Bilateral Collaboration with Large Vision-Language Models for Open Vocabulary Human-Object Interaction Detection
- URL: http://arxiv.org/abs/2507.06510v1
- Date: Wed, 09 Jul 2025 03:16:39 GMT
- Title: Bilateral Collaboration with Large Vision-Language Models for Open Vocabulary Human-Object Interaction Detection
- Authors: Yupeng Hu, Changxing Ding, Chang Sun, Shaoli Huang, Xiangmin Xu,
- Abstract summary: Open vocabulary Human-Object Interaction (HOI) detection is a challenging task that detects all human, verb, object> triplets of interest in an image.<n>Existing approaches typically rely on output features generated by large Vision-Language Models (VLMs)<n>We propose a novel Bilateral Collaboration framework for open vocabulary HOI detection (BC-HOI)

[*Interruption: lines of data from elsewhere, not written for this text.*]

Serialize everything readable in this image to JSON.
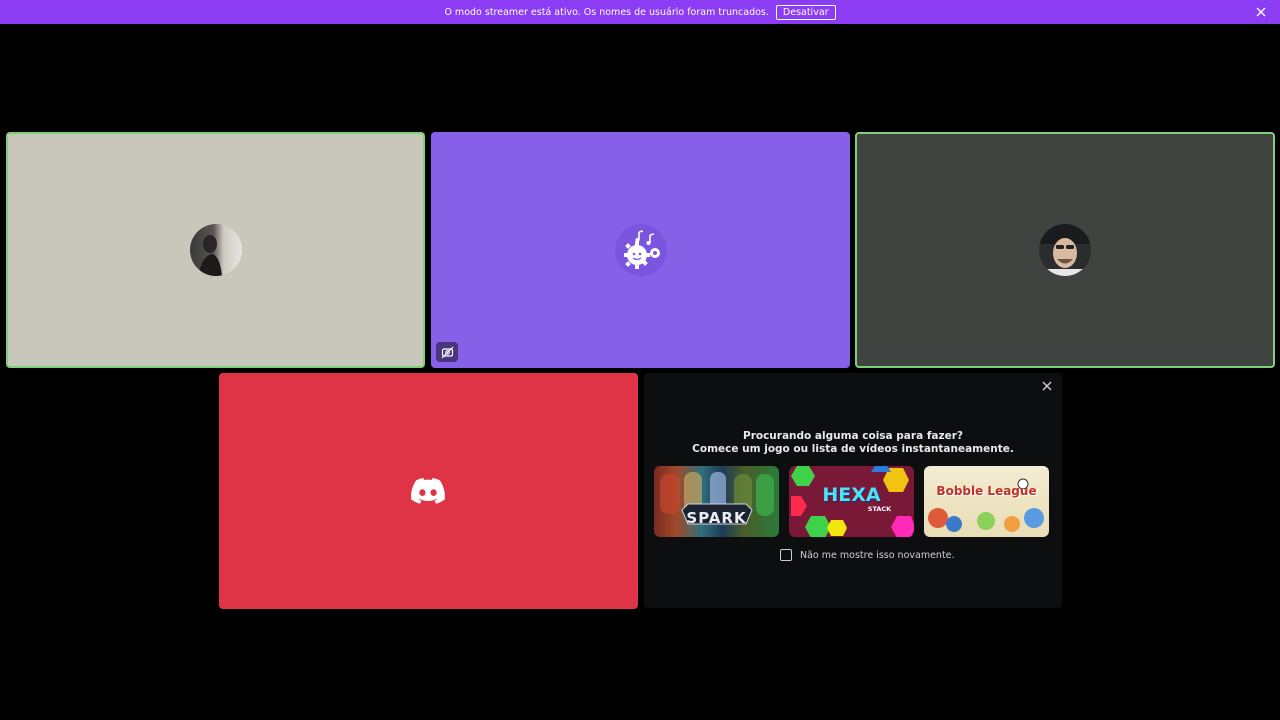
{
  "banner": {
    "message": "O modo streamer está ativo. Os nomes de usuário foram truncados.",
    "button_label": "Desativar",
    "background": "#8c3cf2"
  },
  "tiles": [
    {
      "id": "user-1",
      "background": "#c8c7bb",
      "speaking": true,
      "avatar": "portrait-avatar"
    },
    {
      "id": "bot",
      "background": "#8660e6",
      "speaking": false,
      "avatar": "music-bot-avatar",
      "badge": "camera-off-icon"
    },
    {
      "id": "user-2",
      "background": "#404441",
      "speaking": true,
      "avatar": "selfie-avatar"
    },
    {
      "id": "user-3",
      "background": "#de3446",
      "speaking": false,
      "avatar": "discord-logo-icon"
    }
  ],
  "activity_panel": {
    "title_line1": "Procurando alguma coisa para fazer?",
    "title_line2": "Comece um jogo ou lista de vídeos instantaneamente.",
    "cards": [
      {
        "title": "SPARK"
      },
      {
        "title": "HEXA",
        "subtitle": "STACK"
      },
      {
        "title": "Bobble League"
      }
    ],
    "checkbox_label": "Não me mostre isso novamente.",
    "checked": false
  }
}
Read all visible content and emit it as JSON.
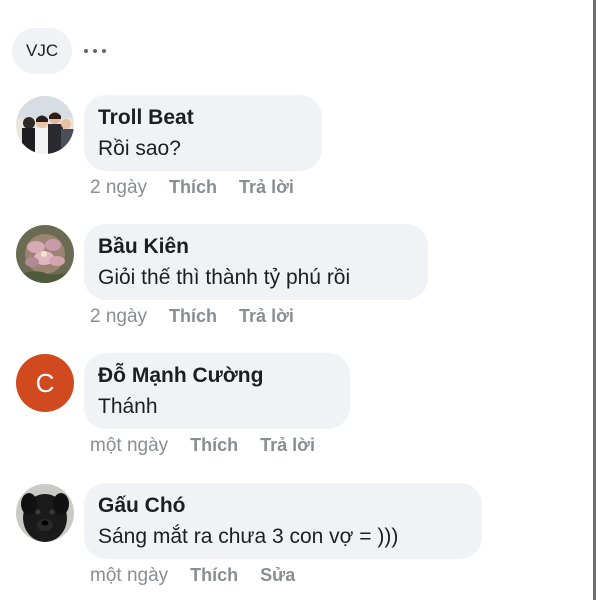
{
  "header": {
    "tag_label": "VJC",
    "more_icon": "more-horizontal-icon"
  },
  "comments": [
    {
      "author": "Troll Beat",
      "text": "Rồi sao?",
      "time": "2 ngày",
      "actions": [
        "Thích",
        "Trả lời"
      ]
    },
    {
      "author": "Bầu Kiên",
      "text": "Giỏi thế thì thành tỷ phú rồi",
      "time": "2 ngày",
      "actions": [
        "Thích",
        "Trả lời"
      ]
    },
    {
      "author": "Đỗ Mạnh Cường",
      "avatar_letter": "C",
      "avatar_color": "#d14a1f",
      "text": "Thánh",
      "time": "một ngày",
      "actions": [
        "Thích",
        "Trả lời"
      ]
    },
    {
      "author": "Gấu Chó",
      "text": "Sáng mắt ra chưa 3 con vợ = )))",
      "time": "một ngày",
      "actions": [
        "Thích",
        "Sửa"
      ]
    }
  ],
  "colors": {
    "bubble": "#f0f2f5",
    "text": "#1c1e21",
    "meta": "#8a8d91"
  }
}
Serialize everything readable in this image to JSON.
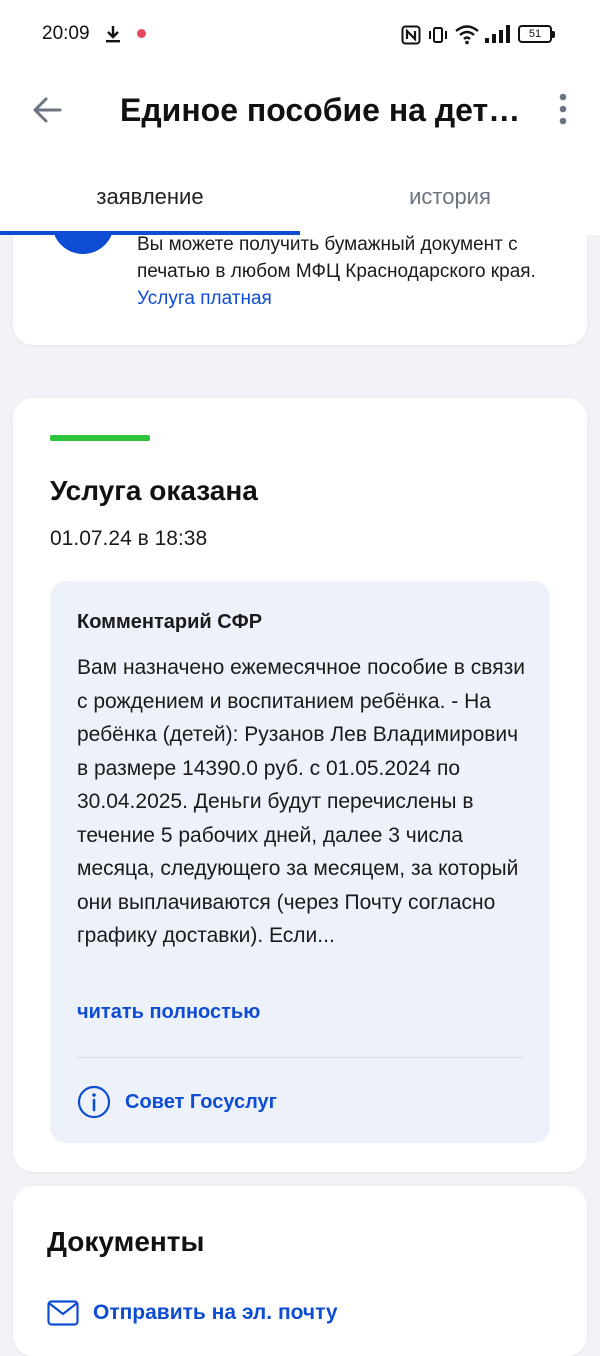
{
  "status_bar": {
    "time": "20:09",
    "battery": "51",
    "icons": [
      "download-icon",
      "record-dot-icon",
      "nfc-icon",
      "vibrate-icon",
      "wifi-icon",
      "signal-icon",
      "battery-icon"
    ]
  },
  "app_bar": {
    "title": "Единое пособие на дет…",
    "back_icon": "arrow-left-icon",
    "menu_icon": "more-vertical-icon"
  },
  "tabs": [
    {
      "label": "заявление",
      "active": true
    },
    {
      "label": "история",
      "active": false
    }
  ],
  "info_card": {
    "text": "Вы можете получить бумажный документ с печатью в любом МФЦ Краснодарского края. ",
    "link": "Услуга платная"
  },
  "status_card": {
    "accent_color": "#2bc43a",
    "status": "Услуга оказана",
    "date": "01.07.24 в 18:38",
    "comment": {
      "title": "Комментарий СФР",
      "text": "Вам назначено ежемесячное пособие в связи с рождением и воспитанием ребёнка. - На ребёнка (детей): Рузанов Лев Владимирович в размере 14390.0 руб. с 01.05.2024 по 30.04.2025. Деньги будут перечислены в течение 5 рабочих дней, далее 3 числа месяца, следующего за месяцем, за который они выплачиваются (через Почту согласно графику доставки). Если...",
      "read_more": "читать полностью",
      "advice": "Совет Госуслуг",
      "advice_icon": "info-circle-icon"
    }
  },
  "documents_card": {
    "title": "Документы",
    "email_action": "Отправить на эл. почту",
    "email_icon": "envelope-icon"
  },
  "colors": {
    "primary": "#0d4cd3",
    "background": "#f1f3f6",
    "comment_bg": "#edf2fa",
    "success": "#2bc43a"
  }
}
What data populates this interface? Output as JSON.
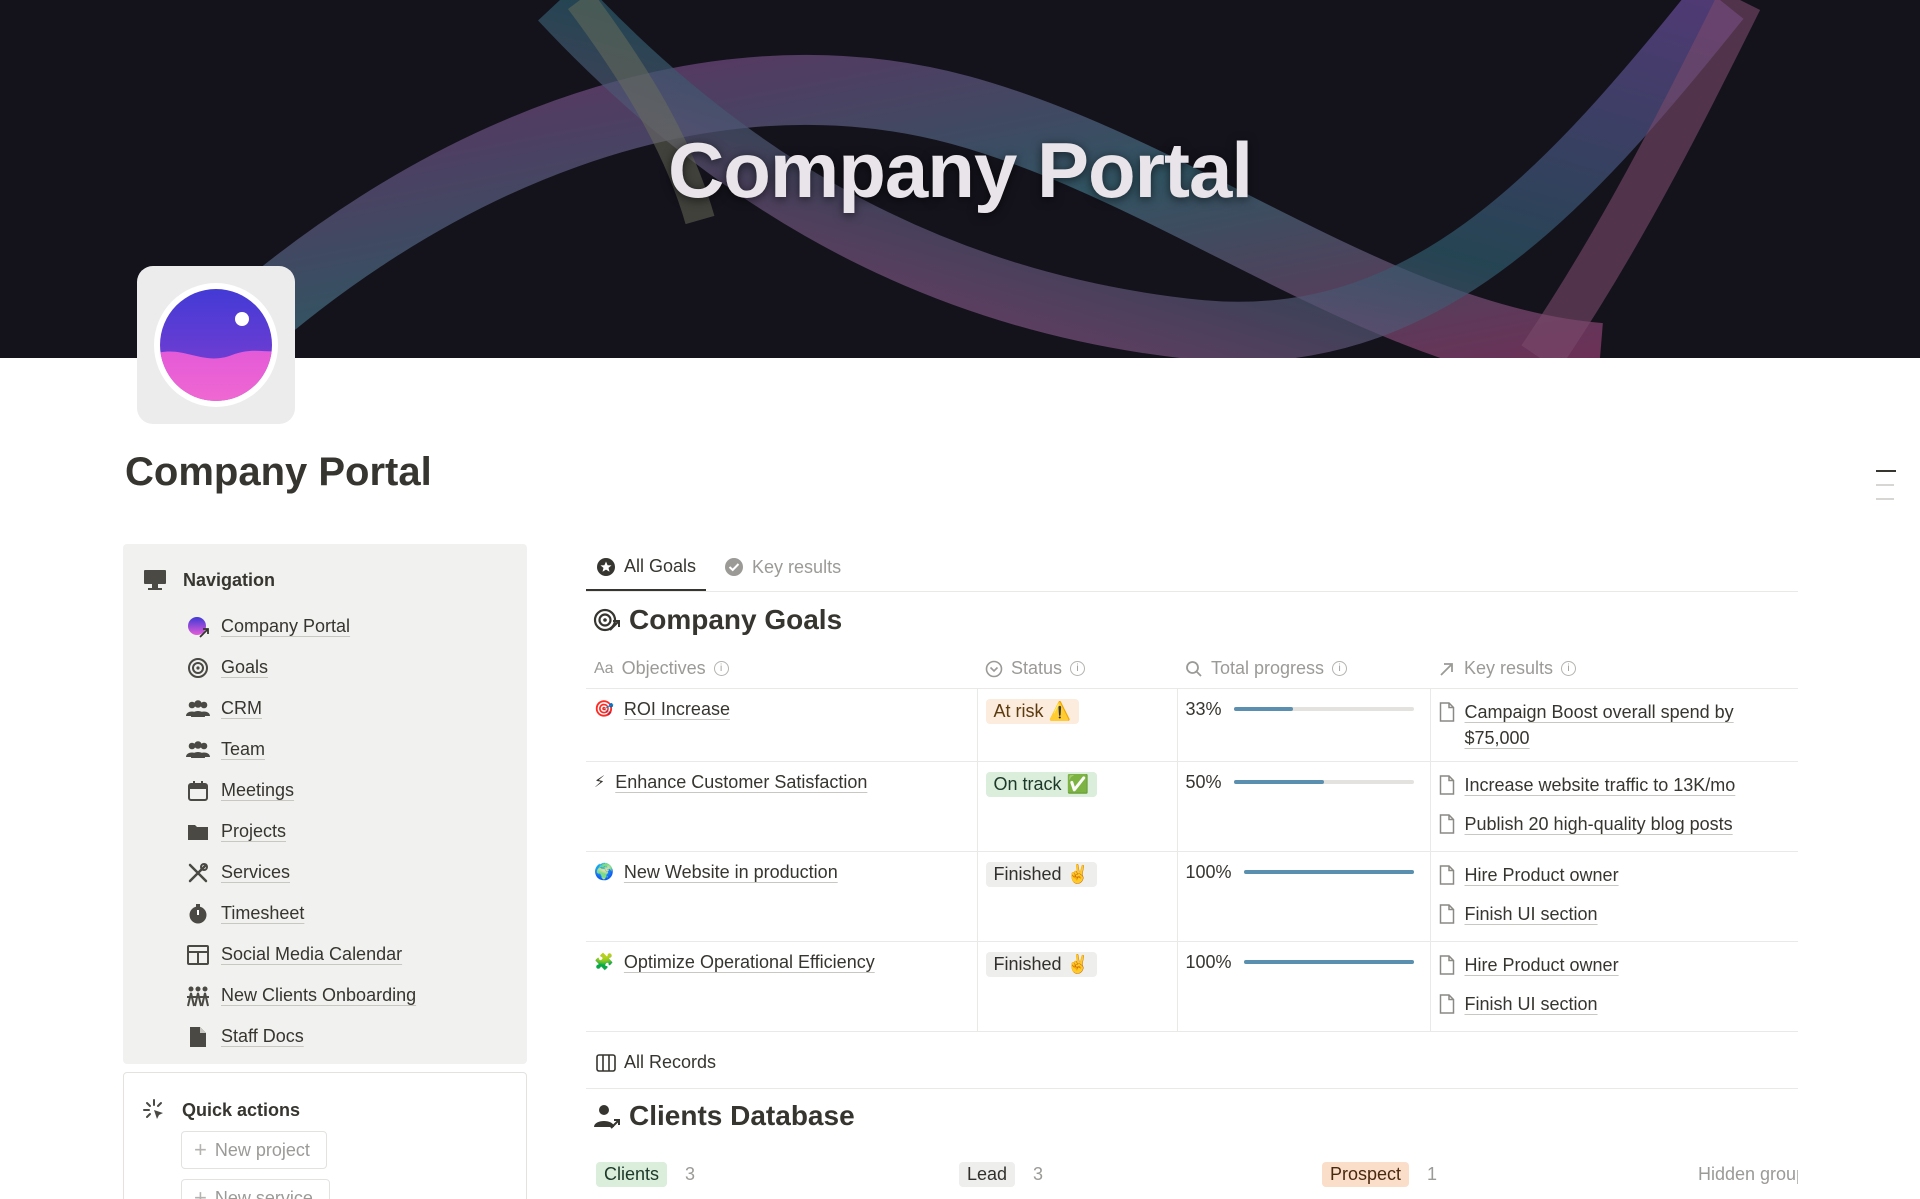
{
  "cover": {
    "title": "Company Portal"
  },
  "page": {
    "title": "Company Portal"
  },
  "navigation": {
    "title": "Navigation",
    "items": [
      {
        "label": "Company Portal",
        "icon": "company-portal-link-icon"
      },
      {
        "label": "Goals",
        "icon": "target-icon"
      },
      {
        "label": "CRM",
        "icon": "people-icon"
      },
      {
        "label": "Team",
        "icon": "people-icon"
      },
      {
        "label": "Meetings",
        "icon": "calendar-icon"
      },
      {
        "label": "Projects",
        "icon": "folder-icon"
      },
      {
        "label": "Services",
        "icon": "tools-icon"
      },
      {
        "label": "Timesheet",
        "icon": "stopwatch-icon"
      },
      {
        "label": "Social Media Calendar",
        "icon": "layout-icon"
      },
      {
        "label": "New Clients Onboarding",
        "icon": "group-icon"
      },
      {
        "label": "Staff Docs",
        "icon": "document-icon"
      }
    ]
  },
  "quick_actions": {
    "title": "Quick actions",
    "buttons": [
      "New project",
      "New service"
    ]
  },
  "goals_tabs": [
    {
      "label": "All Goals",
      "active": true
    },
    {
      "label": "Key results",
      "active": false
    }
  ],
  "company_goals": {
    "title": "Company Goals",
    "columns": {
      "objectives": "Objectives",
      "status": "Status",
      "progress": "Total progress",
      "key_results": "Key results"
    },
    "rows": [
      {
        "icon": "🎯",
        "objective": "ROI Increase",
        "status": "At risk ⚠️",
        "status_bg": "#fbecdd",
        "status_color": "#5c3b0e",
        "progress_label": "33%",
        "progress": 0.33,
        "key_results": [
          "Campaign Boost overall spend by $75,000"
        ]
      },
      {
        "icon": "⚡",
        "objective": "Enhance Customer Satisfaction",
        "status": "On track ✅",
        "status_bg": "#dbeddb",
        "status_color": "#1c3829",
        "progress_label": "50%",
        "progress": 0.5,
        "key_results": [
          "Increase website traffic to 13K/mo",
          "Publish 20 high-quality blog posts"
        ]
      },
      {
        "icon": "🌍",
        "objective": "New Website in production",
        "status": "Finished ✌️",
        "status_bg": "#eeeeed",
        "status_color": "#32302c",
        "progress_label": "100%",
        "progress": 1.0,
        "key_results": [
          "Hire Product owner",
          "Finish UI section"
        ]
      },
      {
        "icon": "🧩",
        "objective": "Optimize Operational Efficiency",
        "status": "Finished ✌️",
        "status_bg": "#eeeeed",
        "status_color": "#32302c",
        "progress_label": "100%",
        "progress": 1.0,
        "key_results": [
          "Hire Product owner",
          "Finish UI section"
        ]
      }
    ]
  },
  "records_tab": {
    "label": "All Records"
  },
  "clients_db": {
    "title": "Clients Database",
    "groups": [
      {
        "label": "Clients",
        "count": "3",
        "bg": "#dbeddb",
        "color": "#1c3829"
      },
      {
        "label": "Lead",
        "count": "3",
        "bg": "#eeeeed",
        "color": "#32302c"
      },
      {
        "label": "Prospect",
        "count": "1",
        "bg": "#fadec9",
        "color": "#49290e"
      }
    ],
    "hidden_groups": "Hidden groups"
  },
  "colors": {
    "accent_bar": "#5b8fb0",
    "sidebar_bg": "#f1f1ef",
    "text": "#37352f",
    "muted": "#9b9a97"
  }
}
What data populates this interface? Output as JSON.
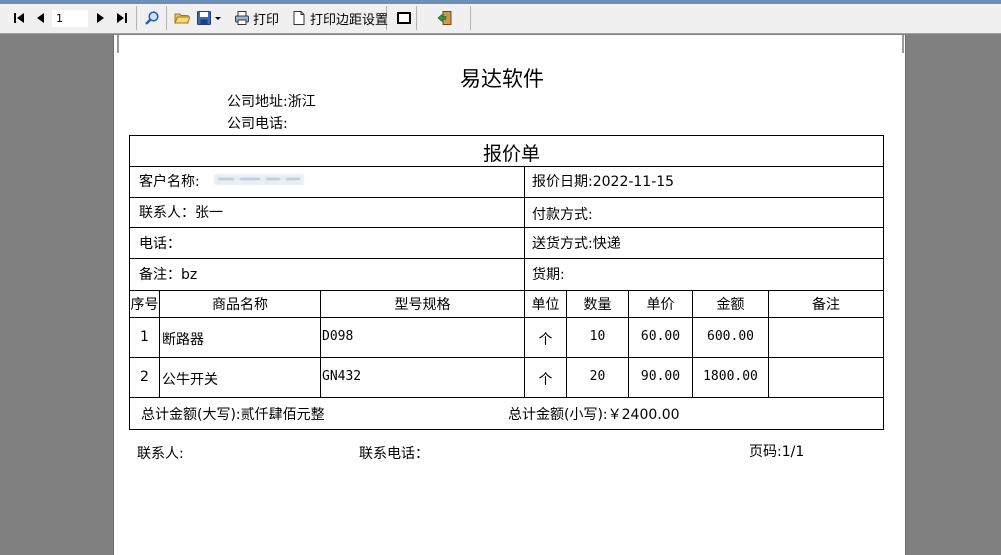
{
  "toolbar": {
    "page_value": "1",
    "print_label": "打印",
    "margin_label": "打印边距设置"
  },
  "report": {
    "company_name": "易达软件",
    "address_label": "公司地址:浙江",
    "phone_label": "公司电话:",
    "doc_title": "报价单",
    "customer_label": "客户名称:",
    "quote_date": "报价日期:2022-11-15",
    "contact": "联系人：张一",
    "payment": "付款方式:",
    "tel": "电话：",
    "delivery": "送货方式:快递",
    "remark": "备注：bz",
    "lead_time": "货期:",
    "columns": [
      "序号",
      "商品名称",
      "型号规格",
      "单位",
      "数量",
      "单价",
      "金额",
      "备注"
    ],
    "rows": [
      [
        "1",
        "断路器",
        "D098",
        "个",
        "10",
        "60.00",
        "600.00",
        ""
      ],
      [
        "2",
        "公牛开关",
        "GN432",
        "个",
        "20",
        "90.00",
        "1800.00",
        ""
      ]
    ],
    "total_upper": "总计金额(大写):贰仟肆佰元整",
    "total_lower": "总计金额(小写):￥2400.00",
    "footer_contact": "联系人:",
    "footer_phone": "联系电话：",
    "footer_page": "页码:1/1"
  }
}
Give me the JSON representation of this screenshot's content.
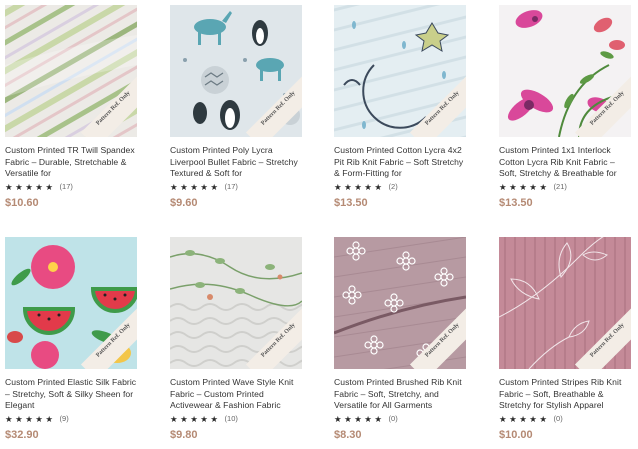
{
  "ribbon_label": "Pattern Ref. Only",
  "star_icon": "star-icon",
  "products": [
    {
      "title": "Custom Printed TR Twill Spandex Fabric – Durable, Stretchable & Versatile for",
      "stars": "★★★★★",
      "count": "(17)",
      "price": "$10.60"
    },
    {
      "title": "Custom Printed Poly Lycra Liverpool Bullet Fabric – Stretchy Textured & Soft for",
      "stars": "★★★★★",
      "count": "(17)",
      "price": "$9.60"
    },
    {
      "title": "Custom Printed Cotton Lycra 4x2 Pit Rib Knit Fabric – Soft Stretchy & Form-Fitting for",
      "stars": "★★★★★",
      "count": "(2)",
      "price": "$13.50"
    },
    {
      "title": "Custom Printed 1x1 Interlock Cotton Lycra Rib Knit Fabric – Soft, Stretchy & Breathable for",
      "stars": "★★★★★",
      "count": "(21)",
      "price": "$13.50"
    },
    {
      "title": "Custom Printed Elastic Silk Fabric – Stretchy, Soft & Silky Sheen for Elegant",
      "stars": "★★★★★",
      "count": "(9)",
      "price": "$32.90"
    },
    {
      "title": "Custom Printed Wave Style Knit Fabric – Custom Printed Activewear & Fashion Fabric",
      "stars": "★★★★★",
      "count": "(10)",
      "price": "$9.80"
    },
    {
      "title": "Custom Printed Brushed Rib Knit Fabric – Soft, Stretchy, and Versatile for All Garments",
      "stars": "★★★★★",
      "count": "(0)",
      "price": "$8.30"
    },
    {
      "title": "Custom Printed Stripes Rib Knit Fabric – Soft, Breathable & Stretchy for Stylish Apparel",
      "stars": "★★★★★",
      "count": "(0)",
      "price": "$10.00"
    }
  ]
}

- Score: 29.24483392547041
- License: http://arxiv.org/licenses/nonexclusive-distrib/1.0/
- Abstract: Open vocabulary Human-Object Interaction (HOI) detection is a challenging task that detects all <human, verb, object> triplets of interest in an image, even those that are not pre-defined in the training set. Existing approaches typically rely on output features generated by large Vision-Language Models (VLMs) to enhance the generalization ability of interaction representations. However, the visual features produced by VLMs are holistic and coarse-grained, which contradicts the nature of detection tasks. To address this issue, we propose a novel Bilateral Collaboration framework for open vocabulary HOI detection (BC-HOI). This framework includes an Attention Bias Guidance (ABG) component, which guides the VLM to produce fine-grained instance-level interaction features according to the attention bias provided by the HOI detector. It also includes a Large Language Model (LLM)-based Supervision Guidance (LSG) component, which provides fine-grained token-level supervision for the HOI detector by the LLM component of the VLM. LSG enhances the ability of ABG to generate high-quality attention bias. We conduct extensive experiments on two popular benchmarks: HICO-DET and V-COCO, consistently achieving superior performance in the open vocabulary and closed settings. The code will be released in Github.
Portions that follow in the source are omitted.